We have long life insurance in our country but the awareness among people was low. Currently , the importance and demand of life insurance in Bangladesh is increasing day by day . In today’s article, I will discuss five important life insurance issues.
2. Dedication or Affirmation of Policy:
Prior to the expiry of the policy, the policy holder surrenders or affirms that the policyholder does not want to continue or terminate the policy for a later period. Generally, if the policy is verified within two years, no compensation or compensation is available. If the surrender of the policy can be compensated at any time after two years have passed. That loss is less than the total accumulated premium. Validation value depends on the cash value. Some company-based cash value lists are listed in the policy document. Partial verification cannot be performed.
2. Bonus for not claiming:
In case of some insurance policies not claimed or if the insurance period has expired, part of the sum insured is paid as bonus. What is known as the fox Ikhoyog ingghaz. The company adjusts its premium as a premium for renewal of the policy without ever paying the bonus or cash.
2. Nominee on an insurance policy:
As a nominee in a life insurance policy, those who are involved will be considered as heirs and will benefit the entirety of the insurer. No one else will have a partner or share of the money they deserve.
2. Premium waiver:
Permanent Physical Disability Premium waiver benefit due to insurer accident and illness. In this case the policy continues until the death of the insured or the policy expires. If the policy has a premium waiver benefit.
The insurer, who is completely and permanently unable to manage his profession due to accident or illness, is called a death in the profession. Permanent inability to die in the profession. In addition, disability may be partial, temporary or complete.
2. TAMADI or LAPS policy completed:
In the event that the policy does not pay the premium, the policy becomes lapsed. Prior to the reopening of Tamadi or LAPS policy, the insurer reinsures the policy based on the insurable interest, along with the proof of receipt of the policy. In case of policy rehabilitation, emphasis is given on specified time.
2. Insurable interest:
Insurable interest in life insurance policies is governed by the law. Which is limited to a certain number of persons. If the insurable interest is protected then the financial gain and the loss will result in financial suffering.
2. Policy loan
The policy loan is paid on the basis of the acquisition of the surrender value on the policy. The present value of the policy is the surrender value The company provides loans up to 5% of the surrender value.

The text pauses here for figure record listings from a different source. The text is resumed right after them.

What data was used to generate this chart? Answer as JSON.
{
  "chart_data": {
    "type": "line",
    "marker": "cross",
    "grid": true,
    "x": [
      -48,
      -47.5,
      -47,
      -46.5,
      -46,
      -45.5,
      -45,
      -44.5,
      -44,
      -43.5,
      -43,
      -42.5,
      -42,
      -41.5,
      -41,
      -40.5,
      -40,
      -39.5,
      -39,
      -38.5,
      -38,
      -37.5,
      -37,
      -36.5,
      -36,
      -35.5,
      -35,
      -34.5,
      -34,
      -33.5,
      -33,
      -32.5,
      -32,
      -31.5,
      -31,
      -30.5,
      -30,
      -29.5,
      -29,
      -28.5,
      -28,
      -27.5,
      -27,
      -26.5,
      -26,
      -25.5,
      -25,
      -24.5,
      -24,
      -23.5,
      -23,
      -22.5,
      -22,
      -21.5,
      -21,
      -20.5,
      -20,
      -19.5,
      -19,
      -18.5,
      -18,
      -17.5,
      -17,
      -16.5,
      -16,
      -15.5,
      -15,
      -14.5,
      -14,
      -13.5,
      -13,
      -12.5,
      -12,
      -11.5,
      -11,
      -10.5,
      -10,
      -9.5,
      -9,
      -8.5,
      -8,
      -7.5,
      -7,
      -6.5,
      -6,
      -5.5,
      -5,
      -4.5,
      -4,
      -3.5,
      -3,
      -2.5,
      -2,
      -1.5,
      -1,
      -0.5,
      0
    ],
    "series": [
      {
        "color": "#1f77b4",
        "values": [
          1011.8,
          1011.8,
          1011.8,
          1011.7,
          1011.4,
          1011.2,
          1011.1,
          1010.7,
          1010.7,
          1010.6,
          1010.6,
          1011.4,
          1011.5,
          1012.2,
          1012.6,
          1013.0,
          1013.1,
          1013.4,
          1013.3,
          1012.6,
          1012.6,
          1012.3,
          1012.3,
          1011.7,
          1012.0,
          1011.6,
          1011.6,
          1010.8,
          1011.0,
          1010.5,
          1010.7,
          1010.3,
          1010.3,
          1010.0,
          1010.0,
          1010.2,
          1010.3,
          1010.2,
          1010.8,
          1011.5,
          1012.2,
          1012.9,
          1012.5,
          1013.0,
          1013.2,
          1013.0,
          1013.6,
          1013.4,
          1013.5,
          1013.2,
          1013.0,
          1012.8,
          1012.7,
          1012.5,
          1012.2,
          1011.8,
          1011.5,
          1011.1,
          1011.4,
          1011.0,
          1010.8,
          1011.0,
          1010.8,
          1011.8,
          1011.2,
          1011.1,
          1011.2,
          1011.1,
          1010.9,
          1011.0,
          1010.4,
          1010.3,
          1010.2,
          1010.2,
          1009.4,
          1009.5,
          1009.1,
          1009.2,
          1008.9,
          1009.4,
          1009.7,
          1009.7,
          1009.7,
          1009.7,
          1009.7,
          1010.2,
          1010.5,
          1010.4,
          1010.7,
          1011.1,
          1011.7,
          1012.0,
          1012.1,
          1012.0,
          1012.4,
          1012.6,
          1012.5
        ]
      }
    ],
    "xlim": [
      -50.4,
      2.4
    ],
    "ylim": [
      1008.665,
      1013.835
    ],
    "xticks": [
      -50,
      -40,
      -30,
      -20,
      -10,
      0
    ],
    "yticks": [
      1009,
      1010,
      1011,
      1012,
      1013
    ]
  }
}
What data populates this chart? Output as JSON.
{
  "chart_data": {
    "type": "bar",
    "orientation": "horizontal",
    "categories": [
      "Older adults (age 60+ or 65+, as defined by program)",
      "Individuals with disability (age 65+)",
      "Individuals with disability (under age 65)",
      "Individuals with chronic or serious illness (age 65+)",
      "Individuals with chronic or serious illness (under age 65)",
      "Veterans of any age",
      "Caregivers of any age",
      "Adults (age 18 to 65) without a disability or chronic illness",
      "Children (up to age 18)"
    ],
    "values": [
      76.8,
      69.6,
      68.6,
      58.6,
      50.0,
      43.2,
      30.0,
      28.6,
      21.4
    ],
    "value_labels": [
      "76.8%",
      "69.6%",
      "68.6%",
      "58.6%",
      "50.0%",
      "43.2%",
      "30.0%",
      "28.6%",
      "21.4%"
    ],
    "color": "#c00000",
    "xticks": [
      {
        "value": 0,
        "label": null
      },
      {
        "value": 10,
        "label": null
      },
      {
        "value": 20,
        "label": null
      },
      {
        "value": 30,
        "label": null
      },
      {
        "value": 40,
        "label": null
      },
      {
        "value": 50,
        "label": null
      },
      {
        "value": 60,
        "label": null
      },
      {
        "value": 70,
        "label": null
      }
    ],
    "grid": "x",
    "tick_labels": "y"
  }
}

The premium is the amount that the insurance customer is able to pay on a monthly / fortnightly / yearly basis, unlike insurance contracted with the company.
2. Premium for additional risk:
Additional premiums are charged on premium rates in cases where the additional risk is observed for the insurer and the death rate is higher than the normal rate. Examples include: – Over-diabetic patients, smokers, people in the elevator or cornea and those employed in other hazardous occupations.